Aan boord van een schip, op de oceaan, is dat anders. Van elke gelegenheid moet men gebruik maken om een positie te bepalen: zijn er geen sterren zijn, neem dan de maan.
Maan en planeten zijn geen ideale hemellichamen om zich op te richten. Voor de maan komt dat ondermeer door haar sterk veranderlijke declinatie. Voor de planeten bovendien door hun eigenaardig gedrag, een keer meelopen, een keer teruglopen. "Planeet" wil zeggen dwaalster en het is dus weinig waarschijnlijk dat planeten gebruikt werden bij het uitlijnen van piramiden, temeer omdat zij soms geruime tijd onzichtbaar zijn en als ze dan terugkomen een heel andere declinatie hebben. Voor veelvuldige en in tijd gespreide waarnemingen zijn zij dus niet geschikt.
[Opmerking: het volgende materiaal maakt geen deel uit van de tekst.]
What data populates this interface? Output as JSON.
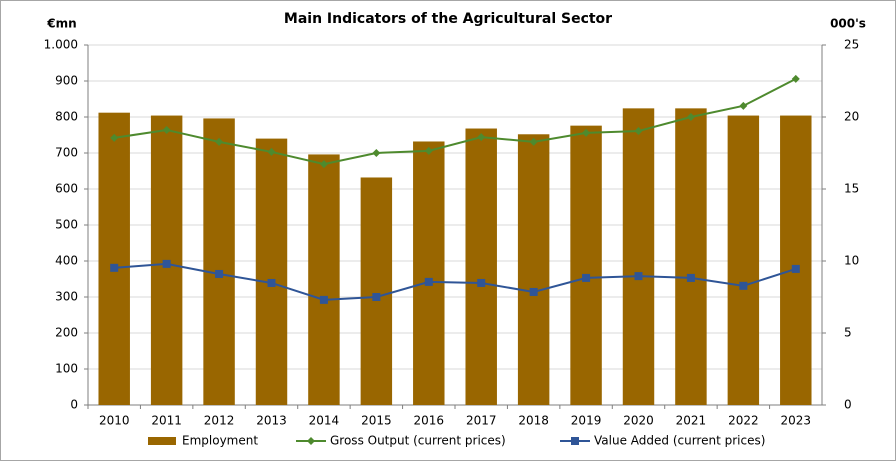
{
  "chart_data": {
    "type": "combo",
    "title": "Main Indicators of the Agricultural Sector",
    "y_label": "€mn",
    "y2_label": "000's",
    "categories": [
      "2010",
      "2011",
      "2012",
      "2013",
      "2014",
      "2015",
      "2016",
      "2017",
      "2018",
      "2019",
      "2020",
      "2021",
      "2022",
      "2023"
    ],
    "series": [
      {
        "name": "Employment",
        "type": "bar",
        "axis": "y2",
        "color": "#996600",
        "values": [
          20.3,
          20.1,
          19.9,
          18.5,
          17.4,
          15.8,
          18.3,
          19.2,
          18.8,
          19.4,
          20.6,
          20.6,
          20.1,
          20.1
        ]
      },
      {
        "name": "Gross Output (current prices)",
        "type": "line",
        "marker": "diamond",
        "color": "#4e8a2e",
        "values": [
          742,
          764,
          731,
          703,
          669,
          700,
          706,
          744,
          731,
          756,
          761,
          800,
          831,
          906
        ]
      },
      {
        "name": "Value Added (current prices)",
        "type": "line",
        "marker": "square",
        "color": "#2f5597",
        "values": [
          381,
          392,
          364,
          339,
          292,
          300,
          342,
          339,
          314,
          353,
          358,
          353,
          331,
          378
        ]
      }
    ],
    "ylim": [
      0,
      1000
    ],
    "yticks": [
      0,
      100,
      200,
      300,
      400,
      500,
      600,
      700,
      800,
      900,
      {
        "value": 1000,
        "label": "1.000"
      }
    ],
    "y2lim": [
      0,
      25
    ],
    "y2ticks": [
      0,
      5,
      10,
      15,
      20,
      25
    ],
    "grid": true,
    "legend": "bottom"
  }
}
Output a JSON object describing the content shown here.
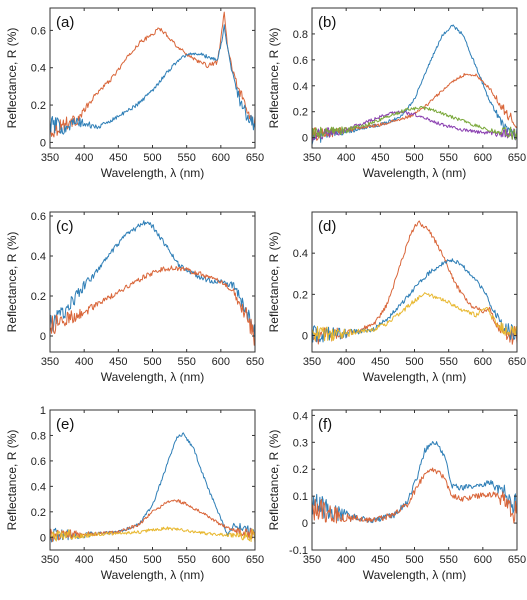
{
  "colors": {
    "blue": "#2f7fb7",
    "orange": "#d9663a",
    "purple": "#8a3fb0",
    "green": "#7aa83a",
    "yellow": "#e8b830"
  },
  "chart_data": [
    {
      "id": "a",
      "type": "line",
      "panel_label": "(a)",
      "xlabel": "Wavelength, λ (nm)",
      "ylabel": "Reflectance, R (%)",
      "xlim": [
        350,
        650
      ],
      "ylim": [
        -0.03,
        0.72
      ],
      "xticks": [
        350,
        400,
        450,
        500,
        550,
        600,
        650
      ],
      "yticks": [
        0,
        0.2,
        0.4,
        0.6
      ],
      "ytick_labels": [
        "0",
        "0.2",
        "0.4",
        "0.6"
      ],
      "noise_scale": 0.03,
      "series": [
        {
          "color": "orange",
          "x": [
            350,
            370,
            390,
            400,
            420,
            440,
            460,
            480,
            500,
            510,
            520,
            540,
            560,
            580,
            595,
            600,
            605,
            610,
            620,
            630,
            640,
            650
          ],
          "y": [
            0.06,
            0.1,
            0.12,
            0.17,
            0.27,
            0.34,
            0.44,
            0.53,
            0.58,
            0.61,
            0.58,
            0.5,
            0.45,
            0.41,
            0.43,
            0.55,
            0.7,
            0.5,
            0.35,
            0.25,
            0.15,
            0.1
          ]
        },
        {
          "color": "blue",
          "x": [
            350,
            370,
            390,
            400,
            420,
            440,
            460,
            480,
            500,
            520,
            540,
            560,
            580,
            595,
            600,
            605,
            610,
            620,
            630,
            640,
            650
          ],
          "y": [
            0.1,
            0.08,
            0.11,
            0.1,
            0.08,
            0.12,
            0.16,
            0.21,
            0.28,
            0.37,
            0.45,
            0.48,
            0.46,
            0.44,
            0.52,
            0.62,
            0.5,
            0.32,
            0.2,
            0.13,
            0.1
          ]
        }
      ]
    },
    {
      "id": "b",
      "type": "line",
      "panel_label": "(b)",
      "xlabel": "Wavelength, λ (nm)",
      "ylabel": "Reflectance, R (%)",
      "xlim": [
        350,
        650
      ],
      "ylim": [
        -0.08,
        1.0
      ],
      "xticks": [
        350,
        400,
        450,
        500,
        550,
        600,
        650
      ],
      "yticks": [
        0,
        0.2,
        0.4,
        0.6,
        0.8
      ],
      "ytick_labels": [
        "0",
        "0.2",
        "0.4",
        "0.6",
        "0.8"
      ],
      "noise_scale": 0.035,
      "series": [
        {
          "color": "blue",
          "x": [
            350,
            400,
            450,
            480,
            500,
            520,
            540,
            555,
            570,
            590,
            610,
            630,
            650
          ],
          "y": [
            0.0,
            0.05,
            0.1,
            0.16,
            0.3,
            0.55,
            0.78,
            0.87,
            0.8,
            0.55,
            0.28,
            0.1,
            0.03
          ]
        },
        {
          "color": "orange",
          "x": [
            350,
            400,
            450,
            480,
            500,
            520,
            540,
            560,
            575,
            590,
            610,
            630,
            650
          ],
          "y": [
            0.02,
            0.06,
            0.1,
            0.14,
            0.18,
            0.26,
            0.36,
            0.45,
            0.49,
            0.48,
            0.38,
            0.22,
            0.1
          ]
        },
        {
          "color": "purple",
          "x": [
            350,
            400,
            430,
            460,
            480,
            500,
            520,
            540,
            570,
            600,
            650
          ],
          "y": [
            0.02,
            0.06,
            0.12,
            0.18,
            0.2,
            0.18,
            0.14,
            0.1,
            0.06,
            0.04,
            0.02
          ]
        },
        {
          "color": "green",
          "x": [
            350,
            400,
            430,
            460,
            490,
            510,
            530,
            550,
            580,
            610,
            650
          ],
          "y": [
            0.03,
            0.06,
            0.1,
            0.16,
            0.22,
            0.23,
            0.21,
            0.17,
            0.11,
            0.06,
            0.03
          ]
        }
      ]
    },
    {
      "id": "c",
      "type": "line",
      "panel_label": "(c)",
      "xlabel": "Wavelength, λ (nm)",
      "ylabel": "Reflectance, R (%)",
      "xlim": [
        350,
        650
      ],
      "ylim": [
        -0.08,
        0.62
      ],
      "xticks": [
        350,
        400,
        450,
        500,
        550,
        600,
        650
      ],
      "yticks": [
        0,
        0.2,
        0.4,
        0.6
      ],
      "ytick_labels": [
        "0",
        "0.2",
        "0.4",
        "0.6"
      ],
      "noise_scale": 0.035,
      "series": [
        {
          "color": "blue",
          "x": [
            350,
            370,
            400,
            420,
            440,
            460,
            480,
            490,
            500,
            520,
            540,
            560,
            580,
            600,
            620,
            640,
            650
          ],
          "y": [
            0.05,
            0.12,
            0.25,
            0.33,
            0.42,
            0.5,
            0.55,
            0.57,
            0.55,
            0.45,
            0.35,
            0.31,
            0.28,
            0.27,
            0.25,
            0.1,
            0.0
          ]
        },
        {
          "color": "orange",
          "x": [
            350,
            370,
            400,
            430,
            460,
            490,
            510,
            530,
            550,
            570,
            600,
            620,
            640,
            650
          ],
          "y": [
            0.04,
            0.08,
            0.12,
            0.18,
            0.24,
            0.3,
            0.33,
            0.34,
            0.33,
            0.31,
            0.27,
            0.22,
            0.08,
            0.0
          ]
        }
      ]
    },
    {
      "id": "d",
      "type": "line",
      "panel_label": "(d)",
      "xlabel": "Wavelength, λ (nm)",
      "ylabel": "Reflectance, R (%)",
      "xlim": [
        350,
        650
      ],
      "ylim": [
        -0.08,
        0.6
      ],
      "xticks": [
        350,
        400,
        450,
        500,
        550,
        600,
        650
      ],
      "yticks": [
        0,
        0.2,
        0.4
      ],
      "ytick_labels": [
        "0",
        "0.2",
        "0.4"
      ],
      "noise_scale": 0.03,
      "series": [
        {
          "color": "orange",
          "x": [
            350,
            400,
            440,
            460,
            480,
            495,
            505,
            520,
            540,
            560,
            580,
            600,
            610,
            620,
            640,
            650
          ],
          "y": [
            0.0,
            0.01,
            0.05,
            0.15,
            0.35,
            0.5,
            0.55,
            0.52,
            0.4,
            0.25,
            0.15,
            0.12,
            0.13,
            0.05,
            0.0,
            0.0
          ]
        },
        {
          "color": "blue",
          "x": [
            350,
            400,
            440,
            460,
            480,
            500,
            520,
            540,
            555,
            570,
            590,
            605,
            615,
            630,
            650
          ],
          "y": [
            0.0,
            0.01,
            0.03,
            0.08,
            0.15,
            0.23,
            0.3,
            0.35,
            0.37,
            0.34,
            0.27,
            0.2,
            0.12,
            0.04,
            0.0
          ]
        },
        {
          "color": "yellow",
          "x": [
            350,
            400,
            440,
            460,
            480,
            500,
            515,
            530,
            550,
            570,
            590,
            605,
            615,
            630,
            650
          ],
          "y": [
            0.0,
            0.01,
            0.03,
            0.06,
            0.11,
            0.17,
            0.2,
            0.19,
            0.16,
            0.12,
            0.1,
            0.14,
            0.08,
            0.03,
            0.0
          ]
        }
      ]
    },
    {
      "id": "e",
      "type": "line",
      "panel_label": "(e)",
      "xlabel": "Wavelength, λ (nm)",
      "ylabel": "Reflectance, R (%)",
      "xlim": [
        350,
        650
      ],
      "ylim": [
        -0.1,
        1.0
      ],
      "xticks": [
        350,
        400,
        450,
        500,
        550,
        600,
        650
      ],
      "yticks": [
        0,
        0.2,
        0.4,
        0.6,
        0.8,
        1
      ],
      "ytick_labels": [
        "0",
        "0.2",
        "0.4",
        "0.6",
        "0.8",
        "1"
      ],
      "noise_scale": 0.035,
      "series": [
        {
          "color": "blue",
          "x": [
            350,
            400,
            450,
            480,
            500,
            520,
            535,
            545,
            560,
            580,
            600,
            610,
            620,
            640,
            650
          ],
          "y": [
            0.02,
            0.02,
            0.04,
            0.1,
            0.25,
            0.55,
            0.78,
            0.81,
            0.7,
            0.4,
            0.15,
            0.02,
            0.1,
            0.05,
            0.02
          ]
        },
        {
          "color": "orange",
          "x": [
            350,
            400,
            450,
            480,
            500,
            520,
            535,
            550,
            570,
            600,
            620,
            650
          ],
          "y": [
            0.02,
            0.02,
            0.04,
            0.1,
            0.2,
            0.27,
            0.29,
            0.26,
            0.2,
            0.1,
            0.05,
            0.02
          ]
        },
        {
          "color": "yellow",
          "x": [
            350,
            400,
            450,
            480,
            500,
            520,
            540,
            560,
            600,
            650
          ],
          "y": [
            0.02,
            0.02,
            0.03,
            0.04,
            0.06,
            0.07,
            0.06,
            0.04,
            0.02,
            0.01
          ]
        }
      ]
    },
    {
      "id": "f",
      "type": "line",
      "panel_label": "(f)",
      "xlabel": "Wavelength, λ (nm)",
      "ylabel": "Reflectance, R (%)",
      "xlim": [
        350,
        650
      ],
      "ylim": [
        -0.1,
        0.42
      ],
      "xticks": [
        350,
        400,
        450,
        500,
        550,
        600,
        650
      ],
      "yticks": [
        -0.1,
        0,
        0.1,
        0.2,
        0.3,
        0.4
      ],
      "ytick_labels": [
        "-0.1",
        "0",
        "0.1",
        "0.2",
        "0.3",
        "0.4"
      ],
      "noise_scale": 0.03,
      "series": [
        {
          "color": "blue",
          "x": [
            350,
            380,
            410,
            440,
            470,
            490,
            505,
            515,
            525,
            535,
            545,
            555,
            570,
            590,
            610,
            630,
            645,
            650
          ],
          "y": [
            0.08,
            0.04,
            0.02,
            0.01,
            0.03,
            0.08,
            0.18,
            0.27,
            0.3,
            0.29,
            0.24,
            0.14,
            0.13,
            0.14,
            0.15,
            0.12,
            0.05,
            0.08
          ]
        },
        {
          "color": "orange",
          "x": [
            350,
            380,
            410,
            440,
            470,
            490,
            505,
            515,
            525,
            535,
            545,
            555,
            570,
            590,
            610,
            630,
            645,
            650
          ],
          "y": [
            0.06,
            0.03,
            0.02,
            0.01,
            0.03,
            0.07,
            0.14,
            0.18,
            0.2,
            0.19,
            0.16,
            0.1,
            0.09,
            0.1,
            0.11,
            0.09,
            0.03,
            0.06
          ]
        }
      ]
    }
  ]
}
Dus : | Maan en planeten zijn geen interessante hulpmiddelen, zon en sterren voldoen ruimschoots. |
---|
Culminatie van een ster
Methode 1
De waarnemer, in Giza, kijkt naar het zuiden
en ziet de sterren rechtsom draaien.
Een ster bereikt haar hoogste punt aan de hemel (culmineert) bij meridiaan-doorgang, in zuidelijke richting (azimut 180°) of noordelijke richting (azimut 000°).
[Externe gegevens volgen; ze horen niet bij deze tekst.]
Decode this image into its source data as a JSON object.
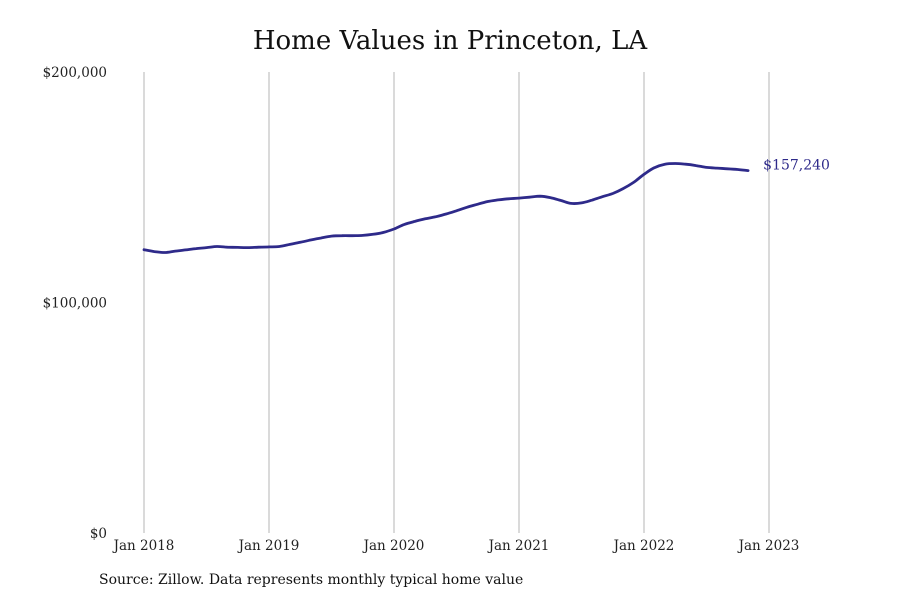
{
  "chart_data": {
    "type": "line",
    "title": "Home Values in Princeton, LA",
    "source": "Source: Zillow. Data represents monthly typical home value",
    "xlabel": "",
    "ylabel": "",
    "ylim": [
      0,
      200000
    ],
    "y_ticks": [
      {
        "value": 0,
        "label": "$0"
      },
      {
        "value": 100000,
        "label": "$100,000"
      },
      {
        "value": 200000,
        "label": "$200,000"
      }
    ],
    "x_ticks": [
      {
        "value": 2018.0,
        "label": "Jan 2018"
      },
      {
        "value": 2019.0,
        "label": "Jan 2019"
      },
      {
        "value": 2020.0,
        "label": "Jan 2020"
      },
      {
        "value": 2021.0,
        "label": "Jan 2021"
      },
      {
        "value": 2022.0,
        "label": "Jan 2022"
      },
      {
        "value": 2023.0,
        "label": "Jan 2023"
      }
    ],
    "grid": "vertical",
    "line_color": "#2e2a8a",
    "series": [
      {
        "end_label": "$157,240",
        "points": [
          [
            2018.0,
            122900
          ],
          [
            2018.083,
            122100
          ],
          [
            2018.167,
            121700
          ],
          [
            2018.25,
            122300
          ],
          [
            2018.333,
            122800
          ],
          [
            2018.417,
            123400
          ],
          [
            2018.5,
            123800
          ],
          [
            2018.583,
            124300
          ],
          [
            2018.667,
            124000
          ],
          [
            2018.75,
            123900
          ],
          [
            2018.833,
            123800
          ],
          [
            2018.917,
            124000
          ],
          [
            2019.0,
            124100
          ],
          [
            2019.083,
            124300
          ],
          [
            2019.167,
            125200
          ],
          [
            2019.25,
            126100
          ],
          [
            2019.333,
            127100
          ],
          [
            2019.417,
            128000
          ],
          [
            2019.5,
            128800
          ],
          [
            2019.583,
            129000
          ],
          [
            2019.667,
            129000
          ],
          [
            2019.75,
            129100
          ],
          [
            2019.833,
            129600
          ],
          [
            2019.917,
            130400
          ],
          [
            2020.0,
            131900
          ],
          [
            2020.083,
            133900
          ],
          [
            2020.167,
            135200
          ],
          [
            2020.25,
            136300
          ],
          [
            2020.333,
            137200
          ],
          [
            2020.417,
            138400
          ],
          [
            2020.5,
            139800
          ],
          [
            2020.583,
            141300
          ],
          [
            2020.667,
            142600
          ],
          [
            2020.75,
            143800
          ],
          [
            2020.833,
            144500
          ],
          [
            2020.917,
            145000
          ],
          [
            2021.0,
            145300
          ],
          [
            2021.083,
            145700
          ],
          [
            2021.167,
            146100
          ],
          [
            2021.25,
            145500
          ],
          [
            2021.333,
            144300
          ],
          [
            2021.417,
            143000
          ],
          [
            2021.5,
            143200
          ],
          [
            2021.583,
            144400
          ],
          [
            2021.667,
            145900
          ],
          [
            2021.75,
            147300
          ],
          [
            2021.833,
            149400
          ],
          [
            2021.917,
            152100
          ],
          [
            2022.0,
            155600
          ],
          [
            2022.083,
            158500
          ],
          [
            2022.167,
            160000
          ],
          [
            2022.25,
            160300
          ],
          [
            2022.333,
            160000
          ],
          [
            2022.417,
            159400
          ],
          [
            2022.5,
            158600
          ],
          [
            2022.583,
            158300
          ],
          [
            2022.667,
            158000
          ],
          [
            2022.75,
            157700
          ],
          [
            2022.833,
            157240
          ]
        ]
      }
    ]
  }
}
• De culminatie-hoogte (groene raaklijn) is gemakkelijk te meten omdat de hoogte van de ster rond dat moment héél traag toeneemt en vervolgens héél traag afneemt.
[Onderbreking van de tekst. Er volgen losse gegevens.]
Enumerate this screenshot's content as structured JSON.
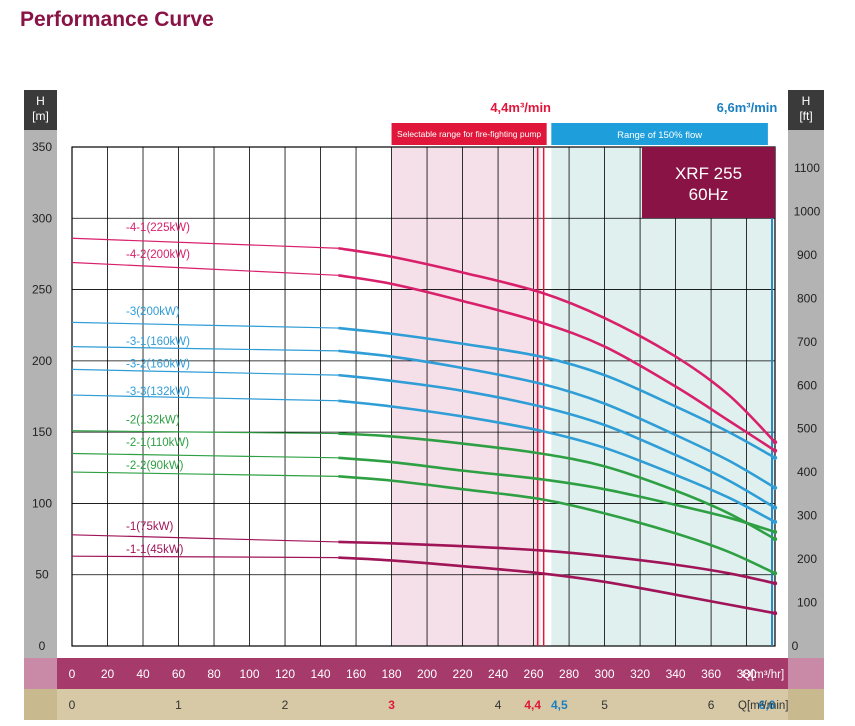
{
  "page": {
    "title": "Performance Curve"
  },
  "colors": {
    "title": "#8a1346",
    "side_bar": "#b3b3b3",
    "header_box": "#3a3a3a",
    "q_axis_bar": "#a63a6b",
    "q_axis_label_bar": "#c98aa8",
    "min_axis_bar": "#d7c9a6",
    "min_axis_label_bar": "#c9b98f",
    "fire_range_fill": "#f5dfe8",
    "fire_range_header": "#e0173a",
    "flow150_fill": "#e0f0ef",
    "flow150_header": "#1e9fdc",
    "model_box": "#8a1346",
    "marker_red": "#e0173a",
    "marker_blue": "#1a7fc0",
    "series_pink": "#d8206b",
    "series_blue": "#2f9dd6",
    "series_green": "#2ea043",
    "series_purple": "#a01458"
  },
  "left_axis": {
    "title_line1": "H",
    "title_line2": "[m]"
  },
  "right_axis": {
    "title_line1": "H",
    "title_line2": "[ft]"
  },
  "model_box": {
    "line1": "XRF 255",
    "line2": "60Hz"
  },
  "markers": {
    "fire_label": "4,4m³/min",
    "flow150_label": "6,6m³/min",
    "fire_range_title": "Selectable range for fire-fighting pump",
    "flow150_range_title": "Range of 150% flow"
  },
  "q_axis": {
    "unit_label": "Q[m³/hr]",
    "ticks": [
      "0",
      "20",
      "40",
      "60",
      "80",
      "100",
      "120",
      "140",
      "160",
      "180",
      "200",
      "220",
      "240",
      "260",
      "280",
      "300",
      "320",
      "340",
      "360",
      "380"
    ]
  },
  "min_axis": {
    "unit_label": "Q[m³/min]",
    "ticks": [
      {
        "label": "0",
        "value": 0,
        "color": "#333333",
        "bold": false
      },
      {
        "label": "1",
        "value": 1,
        "color": "#333333",
        "bold": false
      },
      {
        "label": "2",
        "value": 2,
        "color": "#333333",
        "bold": false
      },
      {
        "label": "3",
        "value": 3,
        "color": "#e0173a",
        "bold": true
      },
      {
        "label": "4",
        "value": 4,
        "color": "#333333",
        "bold": false
      },
      {
        "label": "4,4",
        "value": 4.4,
        "color": "#e0173a",
        "bold": true
      },
      {
        "label": "4,5",
        "value": 4.5,
        "color": "#1a7fc0",
        "bold": true
      },
      {
        "label": "5",
        "value": 5,
        "color": "#333333",
        "bold": false
      },
      {
        "label": "6",
        "value": 6,
        "color": "#333333",
        "bold": false
      },
      {
        "label": "6,6",
        "value": 6.6,
        "color": "#1a7fc0",
        "bold": true
      }
    ]
  },
  "chart_data": {
    "type": "line",
    "xlabel": "Q[m³/hr]",
    "ylabel": "H [m]",
    "y2label": "H [ft]",
    "xlim": [
      0,
      396
    ],
    "ylim": [
      0,
      350
    ],
    "y_ticks": [
      "0",
      "50",
      "100",
      "150",
      "200",
      "250",
      "300",
      "350"
    ],
    "y2_ticks": [
      "100",
      "200",
      "300",
      "400",
      "500",
      "600",
      "700",
      "800",
      "900",
      "1000",
      "1100"
    ],
    "grid": true,
    "fire_range_q": [
      180,
      264
    ],
    "flow150_range_q": [
      270,
      396
    ],
    "series": [
      {
        "name": "-4-1(225kW)",
        "color": "#d8206b",
        "label_h": 294,
        "x": [
          0,
          150,
          180,
          220,
          264,
          300,
          340,
          370,
          396
        ],
        "y": [
          286,
          279,
          273,
          262,
          248,
          230,
          203,
          176,
          143
        ]
      },
      {
        "name": "-4-2(200kW)",
        "color": "#d8206b",
        "label_h": 275,
        "x": [
          0,
          150,
          180,
          220,
          264,
          300,
          340,
          370,
          396
        ],
        "y": [
          269,
          260,
          254,
          242,
          227,
          210,
          182,
          158,
          137
        ]
      },
      {
        "name": "-3(200kW)",
        "color": "#2f9dd6",
        "label_h": 235,
        "x": [
          0,
          150,
          180,
          220,
          264,
          300,
          340,
          370,
          396
        ],
        "y": [
          227,
          223,
          219,
          212,
          203,
          190,
          168,
          150,
          132
        ]
      },
      {
        "name": "-3-1(160kW)",
        "color": "#2f9dd6",
        "label_h": 214,
        "x": [
          0,
          150,
          180,
          220,
          264,
          300,
          340,
          370,
          396
        ],
        "y": [
          210,
          207,
          203,
          195,
          184,
          170,
          148,
          130,
          111
        ]
      },
      {
        "name": "-3-2(160kW)",
        "color": "#2f9dd6",
        "label_h": 198,
        "x": [
          0,
          150,
          180,
          220,
          264,
          300,
          340,
          370,
          396
        ],
        "y": [
          194,
          190,
          186,
          179,
          168,
          155,
          134,
          116,
          97
        ]
      },
      {
        "name": "-3-3(132kW)",
        "color": "#2f9dd6",
        "label_h": 179,
        "x": [
          0,
          150,
          180,
          220,
          264,
          300,
          340,
          370,
          396
        ],
        "y": [
          176,
          172,
          168,
          161,
          151,
          139,
          120,
          104,
          87
        ]
      },
      {
        "name": "-2(132kW)",
        "color": "#2ea043",
        "label_h": 159,
        "x": [
          0,
          150,
          180,
          220,
          264,
          300,
          340,
          370,
          396
        ],
        "y": [
          151,
          149,
          147,
          142,
          135,
          126,
          109,
          93,
          75
        ]
      },
      {
        "name": "-2-1(110kW)",
        "color": "#2ea043",
        "label_h": 143,
        "x": [
          0,
          150,
          180,
          220,
          264,
          300,
          340,
          370,
          396
        ],
        "y": [
          135,
          132,
          129,
          123,
          117,
          110,
          99,
          90,
          80
        ]
      },
      {
        "name": "-2-2(90kW)",
        "color": "#2ea043",
        "label_h": 127,
        "x": [
          0,
          150,
          180,
          220,
          264,
          300,
          340,
          370,
          396
        ],
        "y": [
          122,
          119,
          116,
          110,
          103,
          93,
          79,
          66,
          51
        ]
      },
      {
        "name": "-1(75kW)",
        "color": "#a01458",
        "label_h": 84,
        "x": [
          0,
          150,
          180,
          220,
          264,
          300,
          340,
          370,
          396
        ],
        "y": [
          78,
          73,
          72,
          70,
          67,
          63,
          57,
          51,
          44
        ]
      },
      {
        "name": "-1-1(45kW)",
        "color": "#a01458",
        "label_h": 68,
        "x": [
          0,
          150,
          180,
          220,
          264,
          300,
          340,
          370,
          396
        ],
        "y": [
          63,
          62,
          60,
          56,
          51,
          45,
          36,
          29,
          23
        ]
      }
    ]
  }
}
• Het azimut (richting) waarin de ster culmineert (of het tijdstip waarop dit gebeurt) is moeilijker te bepalen, ergens tussen de twee rode streepjes. Met de culminatie-methode kan men gemakkelijk 1° fout zitten.
Hoe groter de cirkel, hoe groter de fout; maar zelfs met een kleine cirkel is deze methode af te raden.
Dus : | Het zuiden (of noorden) bepalen met de culminatie-methode
van sterren |
---|
Culminatie van de zon
Methode 2
De waarnemer, in Giza, kijkt naar het zuiden
en ziet de zon rechtsom draaien.
In het geval van de culminatie van de zon komt er nog een probleem bij, namelijk de veranderlijke declinatie.
Culminatie in het groene bolletje
De zon heeft een vaste declinatie. Dat is bijvoorbeeld het geval bij het begin van de winter. Dan culmineert de zon pal in het zuiden (voor een waarnemer in Giza natuurlijk!).
Culminatie in het rode bolletje
Veronderstellen we nu dat de declinatie van de zon toeneemt, noordelijker wordt. Dan zal de zon niet alleen klimmen omwille van de dagelijkse aardrotatie maar ook omwille van de stijgende declinatie. Haar culminatiepunt zal dus iets hoger zijn dan in het vorige geval, en ook iets opgeschoven naar het westen. De zon zal ook meer noordelijk ondergaan. op de tekening heeft ze het westen nog niet bereikt, maar dat is een kwestie van geduld hebben. Bij het begin van de lente zal ze pal in het westen ondergaan en van dan af steeds meer noordelijk tot bij het begin van de zomer. Daarna verloopt alles in tegengestelde zin, tot bij het begin van de winter.
⇔ Op de tekening is het verschil in hoogte en azimut tussen het groene en het rode bolletje enorm overdreven, maar toch is het, in werkelijkheid, niet te verwaarlozen.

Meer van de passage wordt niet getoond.